Vehicles wait in line at the drive through lane of a Yum! Brands Inc. Kentucky Fried Chicken (KFC) and Taco Bell restaurant in Lockport, Illinois, U.S.

Daniel Acker | Bloomberg | Getty Images

Yum Brands on Wednesday reported quarterly earnings and revenue that missed analysts’ expectations as lockdowns in China weighed on sales.

The company also said it would miss its long-term target for operating profits this year as a result of suspending its Russian business.

Here’s what the company reported compared with what Wall Street was expecting, based on a survey of analysts by Refinitiv:

  • Earnings per share: $1.05 adjusted vs. $1.07 expected
  • Revenue: $1.55 billion vs. $1.59 billion expected

Global same-store sales rose 3% in the quarter.

Yum’s KFC chain reported same-store sales growth of 3% during the period, but the company said, excluding China, same-store sales actually climbed 10%. China is KFC’s largest market by system-wide sales. Wall Street was anticipating same-store sales growth of 4.4%, according to StreetAccount estimates.

Likewise, China also weighed on Pizza Hut’s results. The market is the pizza chain’s second largest. It reported flat same-store sales growth in global markets, including the United States. Meanwhile, international markets saw same-store sales rise 5%, but excluding China the metric climbed 10%.

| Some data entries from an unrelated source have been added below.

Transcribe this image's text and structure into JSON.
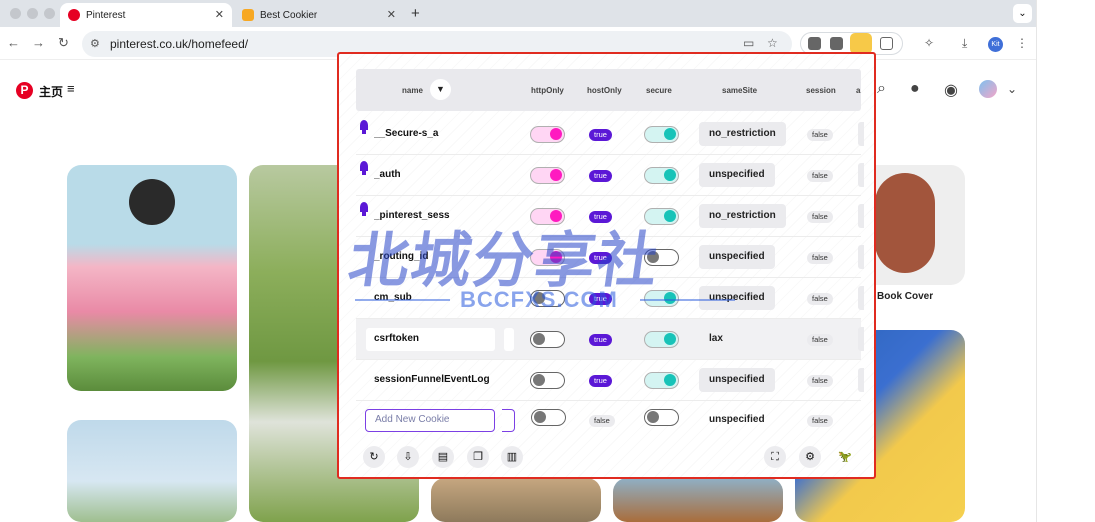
{
  "browser": {
    "tabs": [
      {
        "title": "Pinterest",
        "favicon_color": "#e60023",
        "active": true
      },
      {
        "title": "Best Cookier",
        "favicon_color": "#f7a823",
        "active": false
      }
    ],
    "new_tab_label": "+",
    "tab_close": "✕",
    "url": "pinterest.co.uk/homefeed/",
    "profile_initials": "Kit"
  },
  "pinterest": {
    "home_label": "主页",
    "caption": "Book Cover"
  },
  "cookie_editor": {
    "columns": {
      "name": "name",
      "httpOnly": "httpOnly",
      "hostOnly": "hostOnly",
      "secure": "secure",
      "sameSite": "sameSite",
      "session": "session",
      "overflow": "a"
    },
    "rows": [
      {
        "name": "__Secure-s_a",
        "pinned": true,
        "httpOnly": true,
        "hostOnly": "true",
        "secure": true,
        "sameSite": "no_restriction",
        "session": "false"
      },
      {
        "name": "_auth",
        "pinned": true,
        "httpOnly": true,
        "hostOnly": "true",
        "secure": true,
        "sameSite": "unspecified",
        "session": "false"
      },
      {
        "name": "_pinterest_sess",
        "pinned": true,
        "httpOnly": true,
        "hostOnly": "true",
        "secure": true,
        "sameSite": "no_restriction",
        "session": "false"
      },
      {
        "name": "_routing_id",
        "pinned": false,
        "httpOnly": true,
        "hostOnly": "true",
        "secure": false,
        "sameSite": "unspecified",
        "session": "false"
      },
      {
        "name": "cm_sub",
        "pinned": false,
        "httpOnly": false,
        "hostOnly": "true",
        "secure": true,
        "sameSite": "unspecified",
        "session": "false"
      },
      {
        "name": "csrftoken",
        "pinned": false,
        "httpOnly": false,
        "hostOnly": "true",
        "secure": true,
        "sameSite": "lax",
        "session": "false"
      },
      {
        "name": "sessionFunnelEventLog",
        "pinned": false,
        "httpOnly": false,
        "hostOnly": "true",
        "secure": true,
        "sameSite": "unspecified",
        "session": "false"
      }
    ],
    "new_row": {
      "placeholder": "Add New Cookie",
      "httpOnly": false,
      "hostOnly": "false",
      "secure": false,
      "sameSite": "unspecified",
      "session": "false"
    },
    "colors": {
      "accent": "#5b18d6",
      "pink": "#ff1ac0",
      "teal": "#18c3b8",
      "frame": "#e02b20"
    }
  },
  "watermark": {
    "big": "北城分享社",
    "small": "BCCFXS.COM"
  }
}
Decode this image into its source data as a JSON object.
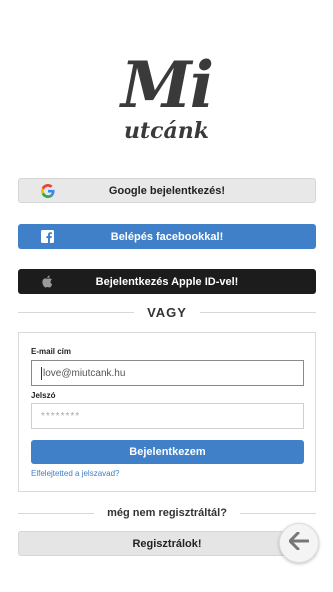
{
  "logo": {
    "main": "Mi",
    "sub": "utcánk"
  },
  "social": {
    "google_label": "Google bejelentkezés!",
    "facebook_label": "Belépés facebookkal!",
    "apple_label": "Bejelentkezés Apple ID-vel!"
  },
  "divider_or": "VAGY",
  "login_form": {
    "email_label": "E-mail cím",
    "email_value": "love@miutcank.hu",
    "password_label": "Jelszó",
    "password_mask": "********",
    "submit_label": "Bejelentkezem",
    "forgot_link": "Elfelejtetted a jelszavad?"
  },
  "register": {
    "prompt": "még nem regisztráltál?",
    "button_label": "Regisztrálok!"
  },
  "icons": {
    "google": "google-icon",
    "facebook": "facebook-icon",
    "apple": "apple-icon",
    "back": "back-arrow-icon"
  },
  "colors": {
    "brand_blue": "#3f80c8",
    "apple_black": "#1c1c1c",
    "light_button": "#e8e8e8"
  }
}
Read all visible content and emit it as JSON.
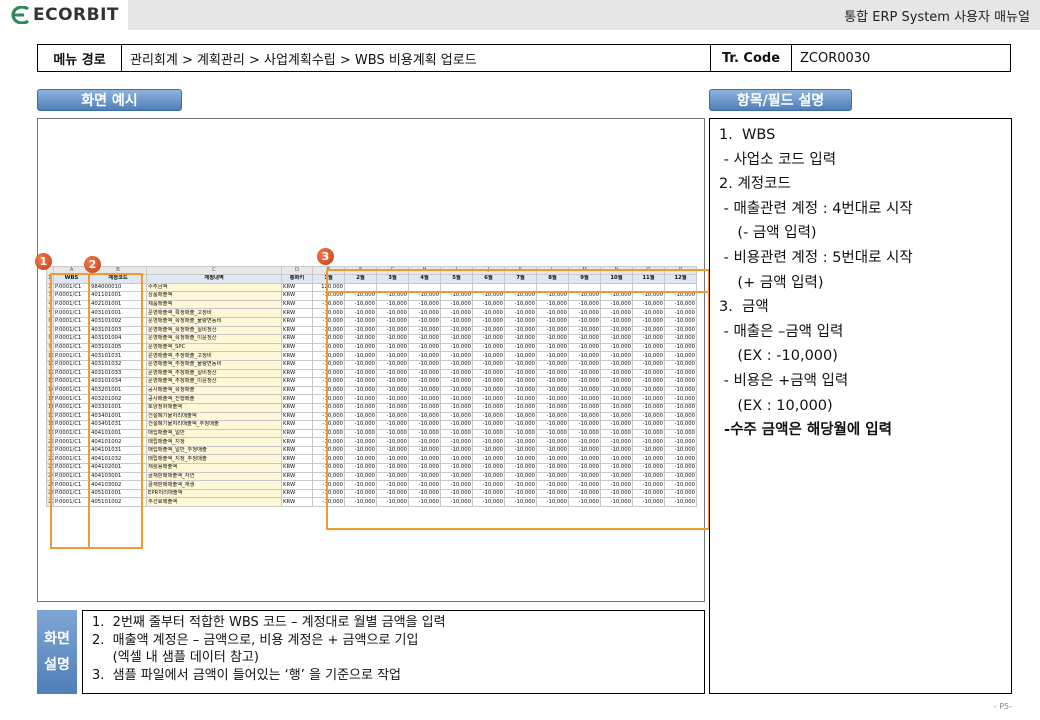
{
  "header": {
    "logo_text": "ECORBIT",
    "title": "통합 ERP System 사용자 매뉴얼",
    "brand_color": "#2e8b57"
  },
  "menu_path": {
    "label": "메뉴 경로",
    "path": "관리회계 > 계획관리 > 사업계획수립 > WBS 비용계획 업로드",
    "tr_label": "Tr. Code",
    "tr_code": "ZCOR0030"
  },
  "sections": {
    "screen_example": "화면 예시",
    "field_desc": "항목/필드 설명",
    "screen_desc_line1": "화면",
    "screen_desc_line2": "설명"
  },
  "spreadsheet": {
    "col_letters": [
      "A",
      "B",
      "C",
      "D",
      "E",
      "F",
      "G",
      "H",
      "I",
      "J",
      "K",
      "L",
      "M",
      "N",
      "O",
      "P"
    ],
    "headers": [
      "WBS",
      "계정코드",
      "계정내역",
      "통화키",
      "1월",
      "2월",
      "3월",
      "4월",
      "5월",
      "6월",
      "7월",
      "8월",
      "9월",
      "10월",
      "11월",
      "12월"
    ],
    "rows": [
      {
        "n": "2",
        "wbs": "P.0001/C1",
        "acct": "984000010",
        "name": "수주금액",
        "cur": "KRW",
        "amt": "120,000"
      },
      {
        "n": "3",
        "wbs": "P.0001/C1",
        "acct": "401101001",
        "name": "상품매출액",
        "cur": "KRW",
        "amt": "-10,000"
      },
      {
        "n": "4",
        "wbs": "P.0001/C1",
        "acct": "402101001",
        "name": "제품매출액",
        "cur": "KRW",
        "amt": "-10,000"
      },
      {
        "n": "5",
        "wbs": "P.0001/C1",
        "acct": "403101001",
        "name": "운영매출액_확정매출_고정비",
        "cur": "KRW",
        "amt": "-10,000"
      },
      {
        "n": "6",
        "wbs": "P.0001/C1",
        "acct": "403101002",
        "name": "운영매출액_확정매출_물량변동비",
        "cur": "KRW",
        "amt": "-10,000"
      },
      {
        "n": "7",
        "wbs": "P.0001/C1",
        "acct": "403101003",
        "name": "운영매출액_확정매출_실비정산",
        "cur": "KRW",
        "amt": "-10,000"
      },
      {
        "n": "8",
        "wbs": "P.0001/C1",
        "acct": "403101004",
        "name": "운영매출액_확정매출_이윤정산",
        "cur": "KRW",
        "amt": "-10,000"
      },
      {
        "n": "9",
        "wbs": "P.0001/C1",
        "acct": "403101005",
        "name": "운영매출액_SPC",
        "cur": "KRW",
        "amt": "-10,000"
      },
      {
        "n": "10",
        "wbs": "P.0001/C1",
        "acct": "403101031",
        "name": "운영매출액_추정매출_고정비",
        "cur": "KRW",
        "amt": "-10,000"
      },
      {
        "n": "11",
        "wbs": "P.0001/C1",
        "acct": "403101032",
        "name": "운영매출액_추정매출_물량변동비",
        "cur": "KRW",
        "amt": "-10,000"
      },
      {
        "n": "12",
        "wbs": "P.0001/C1",
        "acct": "403101033",
        "name": "운영매출액_추정매출_실비정산",
        "cur": "KRW",
        "amt": "-10,000"
      },
      {
        "n": "13",
        "wbs": "P.0001/C1",
        "acct": "403101034",
        "name": "운영매출액_추정매출_이윤정산",
        "cur": "KRW",
        "amt": "-10,000"
      },
      {
        "n": "14",
        "wbs": "P.0001/C1",
        "acct": "403201001",
        "name": "공사매출액_확정매출",
        "cur": "KRW",
        "amt": "-10,000"
      },
      {
        "n": "15",
        "wbs": "P.0001/C1",
        "acct": "403201002",
        "name": "공사매출액_진행매출",
        "cur": "KRW",
        "amt": "-10,000"
      },
      {
        "n": "16",
        "wbs": "P.0001/C1",
        "acct": "403301001",
        "name": "토양정화매출액",
        "cur": "KRW",
        "amt": "-10,000"
      },
      {
        "n": "17",
        "wbs": "P.0001/C1",
        "acct": "403401001",
        "name": "건설폐기물처리매출액",
        "cur": "KRW",
        "amt": "-10,000"
      },
      {
        "n": "18",
        "wbs": "P.0001/C1",
        "acct": "403401031",
        "name": "건설폐기물처리매출액_추정매출",
        "cur": "KRW",
        "amt": "-10,000"
      },
      {
        "n": "19",
        "wbs": "P.0001/C1",
        "acct": "404101001",
        "name": "매립매출액_일반",
        "cur": "KRW",
        "amt": "-10,000"
      },
      {
        "n": "20",
        "wbs": "P.0001/C1",
        "acct": "404101002",
        "name": "매립매출액_지정",
        "cur": "KRW",
        "amt": "-10,000"
      },
      {
        "n": "21",
        "wbs": "P.0001/C1",
        "acct": "404101031",
        "name": "매립매출액_일반_추정매출",
        "cur": "KRW",
        "amt": "-10,000"
      },
      {
        "n": "22",
        "wbs": "P.0001/C1",
        "acct": "404101032",
        "name": "매립매출액_지정_추정매출",
        "cur": "KRW",
        "amt": "-10,000"
      },
      {
        "n": "23",
        "wbs": "P.0001/C1",
        "acct": "404102001",
        "name": "재활용매출액",
        "cur": "KRW",
        "amt": "-10,000"
      },
      {
        "n": "24",
        "wbs": "P.0001/C1",
        "acct": "404103001",
        "name": "골재판매매출액_자연",
        "cur": "KRW",
        "amt": "-10,000"
      },
      {
        "n": "25",
        "wbs": "P.0001/C1",
        "acct": "404103002",
        "name": "골재판매매출액_재생",
        "cur": "KRW",
        "amt": "-10,000"
      },
      {
        "n": "26",
        "wbs": "P.0001/C1",
        "acct": "405101001",
        "name": "EPR처리매출액",
        "cur": "KRW",
        "amt": "-10,000"
      },
      {
        "n": "27",
        "wbs": "P.0001/C1",
        "acct": "405101002",
        "name": "주선료매출액",
        "cur": "KRW",
        "amt": "-10,000"
      }
    ]
  },
  "badges": [
    "1",
    "2",
    "3"
  ],
  "field_panel": [
    {
      "text": "1.  WBS",
      "bold": false
    },
    {
      "text": " - 사업소 코드 입력",
      "bold": false
    },
    {
      "text": "2. 계정코드",
      "bold": false
    },
    {
      "text": " - 매출관련 계정 : 4번대로 시작",
      "bold": false
    },
    {
      "text": "    (- 금액 입력)",
      "bold": false
    },
    {
      "text": " - 비용관련 계정 : 5번대로 시작",
      "bold": false
    },
    {
      "text": "    (+ 금액 입력)",
      "bold": false
    },
    {
      "text": "3.  금액",
      "bold": false
    },
    {
      "text": " - 매출은 –금액 입력",
      "bold": false
    },
    {
      "text": "    (EX : -10,000)",
      "bold": false
    },
    {
      "text": " - 비용은 +금액 입력",
      "bold": false
    },
    {
      "text": "    (EX : 10,000)",
      "bold": false
    },
    {
      "text": " -수주 금액은 해당월에 입력",
      "bold": true
    }
  ],
  "screen_desc": [
    "1.  2번째 줄부터 적합한 WBS 코드 – 계정대로 월별 금액을 입력",
    "2.  매출액 계정은 – 금액으로, 비용 계정은 + 금액으로 기입",
    "     (엑셀 내 샘플 데이터 참고)",
    "3.  샘플 파일에서 금액이 들어있는 ‘행’ 을 기준으로 작업"
  ],
  "page_number": "- P5-"
}
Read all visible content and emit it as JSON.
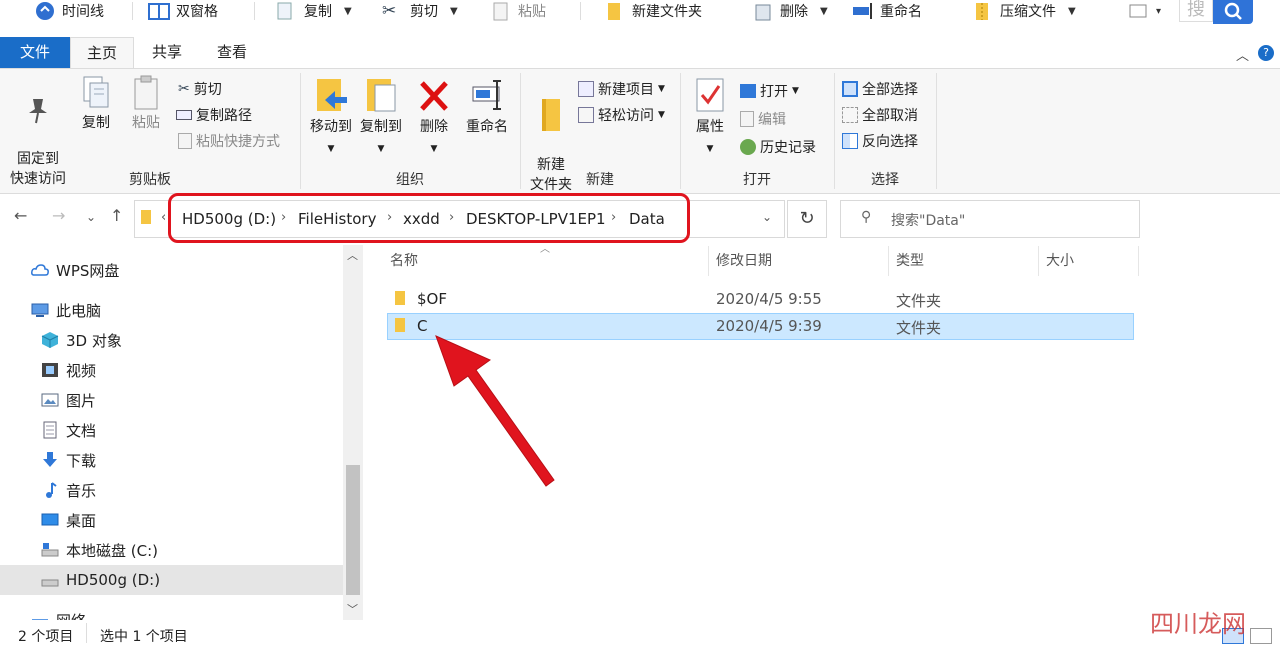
{
  "quick_toolbar": {
    "timeline": "时间线",
    "dual_pane": "双窗格",
    "copy": "复制",
    "cut": "剪切",
    "paste": "粘贴",
    "new_folder": "新建文件夹",
    "delete": "删除",
    "rename": "重命名",
    "compress": "压缩文件",
    "search_glyph": "搜"
  },
  "tabs": {
    "file": "文件",
    "home": "主页",
    "share": "共享",
    "view": "查看"
  },
  "ribbon": {
    "clipboard": {
      "pin": "固定到\n快速访问",
      "copy": "复制",
      "paste": "粘贴",
      "cut": "剪切",
      "copy_path": "复制路径",
      "paste_shortcut": "粘贴快捷方式",
      "label": "剪贴板"
    },
    "organize": {
      "move_to": "移动到",
      "copy_to": "复制到",
      "delete": "删除",
      "rename": "重命名",
      "label": "组织"
    },
    "new": {
      "new_folder": "新建\n文件夹",
      "new_item": "新建项目",
      "easy_access": "轻松访问",
      "label": "新建"
    },
    "open": {
      "properties": "属性",
      "open": "打开",
      "edit": "编辑",
      "history": "历史记录",
      "label": "打开"
    },
    "select": {
      "select_all": "全部选择",
      "select_none": "全部取消",
      "invert": "反向选择",
      "label": "选择"
    }
  },
  "address": {
    "segments": [
      "HD500g (D:)",
      "FileHistory",
      "xxdd",
      "DESKTOP-LPV1EP1",
      "Data"
    ],
    "search_placeholder": "搜索\"Data\""
  },
  "nav": [
    {
      "label": "WPS网盘",
      "icon": "cloud-icon"
    },
    {
      "label": "此电脑",
      "icon": "computer-icon"
    },
    {
      "label": "3D 对象",
      "icon": "3d-objects-icon"
    },
    {
      "label": "视频",
      "icon": "video-icon"
    },
    {
      "label": "图片",
      "icon": "pictures-icon"
    },
    {
      "label": "文档",
      "icon": "documents-icon"
    },
    {
      "label": "下载",
      "icon": "download-icon"
    },
    {
      "label": "音乐",
      "icon": "music-icon"
    },
    {
      "label": "桌面",
      "icon": "desktop-icon"
    },
    {
      "label": "本地磁盘 (C:)",
      "icon": "drive-icon"
    },
    {
      "label": "HD500g (D:)",
      "icon": "drive-icon"
    },
    {
      "label": "网络",
      "icon": "network-icon"
    }
  ],
  "columns": {
    "name": "名称",
    "modified": "修改日期",
    "type": "类型",
    "size": "大小"
  },
  "files": [
    {
      "name": "$OF",
      "modified": "2020/4/5 9:55",
      "type": "文件夹"
    },
    {
      "name": "C",
      "modified": "2020/4/5 9:39",
      "type": "文件夹"
    }
  ],
  "status": {
    "count": "2 个项目",
    "selected": "选中 1 个项目"
  },
  "watermark": "四川龙网"
}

CFO Chris Turner said it’s unclear when demand in China will bounce back.

Pizza Hut’s U.S. sales were also under pressure. The chain said same-store sales declined 6% in its home market.

“We still see strong demand in the Pizza Hut U.S. business, but it’s primarily a challenge of being able to fill it with the labor challenges around drivers,” Turner said on the company’s conference call with analysts.

Taco Bell was the only chain in Yum’s portfolio to report better-than-expected same-store sales growth, at 5% versus an expected 2.7%.

Yum opened 628 net new locations during the quarter, most of which were KFC restaurants, while digital orders accounted for more than 40% of transactions and $6 billion in system-wide sales.

Net sales rose 4% to $1.55 billion, falling short of expectations of $1.59 billion.

The company reported first-quarter net income of $399 million, or $1.36 per share, up from $326 million, or $1.07 per share, a year earlier.

Excluding refranchising gains, profits from Russian operations and other items, the company earned $1.05 cents per share, missing the $1.07 per share expected by analysts surveyed by Refinitiv.

Yum pledged to donate net profits from its Russian business to humanitarian efforts after the Kremlin invaded Ukraine. It also temporarily closed company-owned KFC locations in Russia and is finalizing an agreement with its Russian franchisee to suspend Pizza Hut operations there. Russia accounted for about 2% of Yum’s system-wide sales in 2021, and it was a key market for new restaurant development.

Due to its exclusion of Russian profits, Yum said it would fall short of its long-term target to generate high single-digit growth for its core operating profits. Instead, for 2022, it’s now anticipating growth in the mid-single digits.